How do you assess a person who is overweight or obese?
- Assess the person’s willingness and motivation to lose weight.
=> Stress that obesity is a clinical term with specific health implications, rather than a question of how people look
=> certain ethnic and socioeconomic backgrounds may be at greater risk of obesity
Questions which may help to clarify a person’s readiness to lose weight include:
=> Are you concerned about your weight?
=> How important is it for you to lose weight at the moment?

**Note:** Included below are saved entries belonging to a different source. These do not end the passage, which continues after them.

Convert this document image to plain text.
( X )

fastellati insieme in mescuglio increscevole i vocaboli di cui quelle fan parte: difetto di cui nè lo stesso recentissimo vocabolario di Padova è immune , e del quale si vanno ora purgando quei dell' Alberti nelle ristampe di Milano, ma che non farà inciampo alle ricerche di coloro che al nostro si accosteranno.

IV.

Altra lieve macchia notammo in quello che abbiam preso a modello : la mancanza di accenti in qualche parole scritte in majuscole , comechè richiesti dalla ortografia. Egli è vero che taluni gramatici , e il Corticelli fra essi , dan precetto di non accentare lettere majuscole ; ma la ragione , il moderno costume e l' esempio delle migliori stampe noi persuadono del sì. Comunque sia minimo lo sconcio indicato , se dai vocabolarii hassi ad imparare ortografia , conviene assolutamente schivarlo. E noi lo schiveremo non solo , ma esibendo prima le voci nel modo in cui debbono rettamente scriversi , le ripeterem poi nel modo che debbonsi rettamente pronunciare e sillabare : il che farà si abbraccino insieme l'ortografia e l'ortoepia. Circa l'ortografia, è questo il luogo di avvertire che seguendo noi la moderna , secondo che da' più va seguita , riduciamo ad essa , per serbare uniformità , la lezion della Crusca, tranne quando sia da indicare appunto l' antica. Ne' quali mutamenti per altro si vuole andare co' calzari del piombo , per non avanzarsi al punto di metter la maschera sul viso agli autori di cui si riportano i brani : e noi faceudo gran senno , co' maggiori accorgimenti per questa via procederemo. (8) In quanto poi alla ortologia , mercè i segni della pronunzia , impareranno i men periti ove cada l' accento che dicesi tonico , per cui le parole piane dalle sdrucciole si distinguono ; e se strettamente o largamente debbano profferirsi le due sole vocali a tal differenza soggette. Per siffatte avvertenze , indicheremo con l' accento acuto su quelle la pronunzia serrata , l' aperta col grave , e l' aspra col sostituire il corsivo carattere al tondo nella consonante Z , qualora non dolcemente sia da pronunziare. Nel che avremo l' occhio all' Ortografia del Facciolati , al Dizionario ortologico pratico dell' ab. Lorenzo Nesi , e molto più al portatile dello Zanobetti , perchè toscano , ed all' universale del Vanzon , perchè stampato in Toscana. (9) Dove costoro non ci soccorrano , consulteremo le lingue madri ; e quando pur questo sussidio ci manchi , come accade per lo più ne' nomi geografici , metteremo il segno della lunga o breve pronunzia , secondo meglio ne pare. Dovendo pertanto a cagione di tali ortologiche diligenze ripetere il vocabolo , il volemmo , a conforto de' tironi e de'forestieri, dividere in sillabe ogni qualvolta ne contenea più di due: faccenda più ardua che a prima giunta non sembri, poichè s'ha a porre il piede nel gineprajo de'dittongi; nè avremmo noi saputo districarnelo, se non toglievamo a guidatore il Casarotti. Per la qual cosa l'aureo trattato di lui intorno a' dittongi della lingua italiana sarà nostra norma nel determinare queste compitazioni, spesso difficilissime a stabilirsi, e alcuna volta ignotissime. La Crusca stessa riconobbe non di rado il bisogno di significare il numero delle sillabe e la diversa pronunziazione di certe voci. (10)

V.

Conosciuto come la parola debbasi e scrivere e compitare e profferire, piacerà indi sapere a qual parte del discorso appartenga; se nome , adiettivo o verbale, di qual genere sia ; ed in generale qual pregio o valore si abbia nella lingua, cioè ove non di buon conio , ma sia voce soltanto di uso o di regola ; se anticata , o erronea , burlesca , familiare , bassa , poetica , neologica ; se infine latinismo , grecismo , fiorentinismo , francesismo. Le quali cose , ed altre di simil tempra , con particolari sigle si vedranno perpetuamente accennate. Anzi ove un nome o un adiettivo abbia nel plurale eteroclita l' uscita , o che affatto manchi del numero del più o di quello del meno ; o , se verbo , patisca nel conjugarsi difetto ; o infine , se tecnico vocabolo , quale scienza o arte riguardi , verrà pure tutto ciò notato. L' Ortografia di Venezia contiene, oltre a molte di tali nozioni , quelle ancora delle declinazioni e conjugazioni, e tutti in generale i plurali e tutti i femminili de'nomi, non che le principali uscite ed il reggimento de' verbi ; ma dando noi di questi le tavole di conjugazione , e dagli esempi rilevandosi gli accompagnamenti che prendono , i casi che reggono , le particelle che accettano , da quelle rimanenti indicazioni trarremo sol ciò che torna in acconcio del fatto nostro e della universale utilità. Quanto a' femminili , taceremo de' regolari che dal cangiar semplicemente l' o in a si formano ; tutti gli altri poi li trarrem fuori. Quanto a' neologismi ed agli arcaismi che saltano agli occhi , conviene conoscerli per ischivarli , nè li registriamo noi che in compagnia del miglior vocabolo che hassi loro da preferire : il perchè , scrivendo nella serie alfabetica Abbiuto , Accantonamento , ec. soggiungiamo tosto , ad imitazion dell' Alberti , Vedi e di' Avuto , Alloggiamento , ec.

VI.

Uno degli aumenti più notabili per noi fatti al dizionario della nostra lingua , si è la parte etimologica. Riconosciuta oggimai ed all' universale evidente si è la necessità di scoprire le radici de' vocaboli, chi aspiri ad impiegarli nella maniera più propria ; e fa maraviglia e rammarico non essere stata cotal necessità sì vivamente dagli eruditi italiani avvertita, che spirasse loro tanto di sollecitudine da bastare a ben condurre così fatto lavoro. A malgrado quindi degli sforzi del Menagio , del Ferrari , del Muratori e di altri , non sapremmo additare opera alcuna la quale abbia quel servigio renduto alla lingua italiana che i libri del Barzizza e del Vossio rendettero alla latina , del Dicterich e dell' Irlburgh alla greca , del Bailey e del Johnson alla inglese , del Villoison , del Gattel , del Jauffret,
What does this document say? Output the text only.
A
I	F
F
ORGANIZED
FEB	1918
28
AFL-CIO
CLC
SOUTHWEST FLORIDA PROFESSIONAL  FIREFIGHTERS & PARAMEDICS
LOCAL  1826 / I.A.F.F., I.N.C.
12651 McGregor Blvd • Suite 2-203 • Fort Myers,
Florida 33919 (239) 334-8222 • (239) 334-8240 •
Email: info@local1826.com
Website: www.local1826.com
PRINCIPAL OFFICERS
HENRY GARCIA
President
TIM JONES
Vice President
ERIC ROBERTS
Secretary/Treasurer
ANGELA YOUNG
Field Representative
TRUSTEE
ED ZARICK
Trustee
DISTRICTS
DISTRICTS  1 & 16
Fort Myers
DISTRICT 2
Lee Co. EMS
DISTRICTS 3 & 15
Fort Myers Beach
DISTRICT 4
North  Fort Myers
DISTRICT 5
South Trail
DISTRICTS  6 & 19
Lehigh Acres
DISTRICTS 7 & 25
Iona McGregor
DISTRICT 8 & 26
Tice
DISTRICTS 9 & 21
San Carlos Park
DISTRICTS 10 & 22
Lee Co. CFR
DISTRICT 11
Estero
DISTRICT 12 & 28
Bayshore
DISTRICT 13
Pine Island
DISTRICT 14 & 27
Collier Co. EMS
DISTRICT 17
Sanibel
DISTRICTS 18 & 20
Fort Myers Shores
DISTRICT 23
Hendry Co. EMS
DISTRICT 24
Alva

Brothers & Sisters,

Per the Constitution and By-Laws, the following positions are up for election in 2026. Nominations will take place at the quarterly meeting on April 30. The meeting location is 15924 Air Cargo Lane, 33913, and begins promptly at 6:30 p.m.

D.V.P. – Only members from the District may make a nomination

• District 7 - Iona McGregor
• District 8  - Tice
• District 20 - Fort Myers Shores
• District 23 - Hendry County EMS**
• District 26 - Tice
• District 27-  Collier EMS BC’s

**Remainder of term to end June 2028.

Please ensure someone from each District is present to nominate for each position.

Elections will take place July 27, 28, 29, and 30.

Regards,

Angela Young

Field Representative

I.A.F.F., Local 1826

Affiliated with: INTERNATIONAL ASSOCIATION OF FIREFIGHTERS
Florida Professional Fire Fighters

=> Do you believe that you could lose weight?
=> What would have to change in your life for you to be able to tackle your weight?
=> Is your weight affecting your life in any way at the moment?
- If help decide, explain advice and support available in the future.
- Assess the person’s feelings about being overweight (previous attempts to lose weight) and their confidence in making changes.
Barriers to lifestyle change include:
=> Lack of knowledge about food and how diet and exercise affect health.
=> Cost and availability of healthy foods and opportunity for exercise.
=> Safety concerns.
=> Lack of time.
=> Personal tastes.
=> Views of family and community members.
=> Low levels of fitness, or disability.
=> Low self-esteem and lack of assertiveness.
- Assess for underlying causes and comorbidities; family hx; drug hx; social hx i.e. lifestyle, diet, exercise, alcohol, smoking, work, leisure activity
- Check BP, blood glucose, lipid profile
- Assess person’s risk of developing complications of obesity
=> BMI and waist circumference
=> Family hx of diabetes or CHD
Examples of some behavioural interventions
Self-monitoring of behaviour and progress.
Stimulus control.
Goal setting.
Slowing rate of eating.
Ensuring social support.
Problem-solving.
Assertiveness.
Cognitive restructuring (modifying thoughts).
Reinforcement of changes.
Relapse prevention.
Strategies for dealing with weight regain.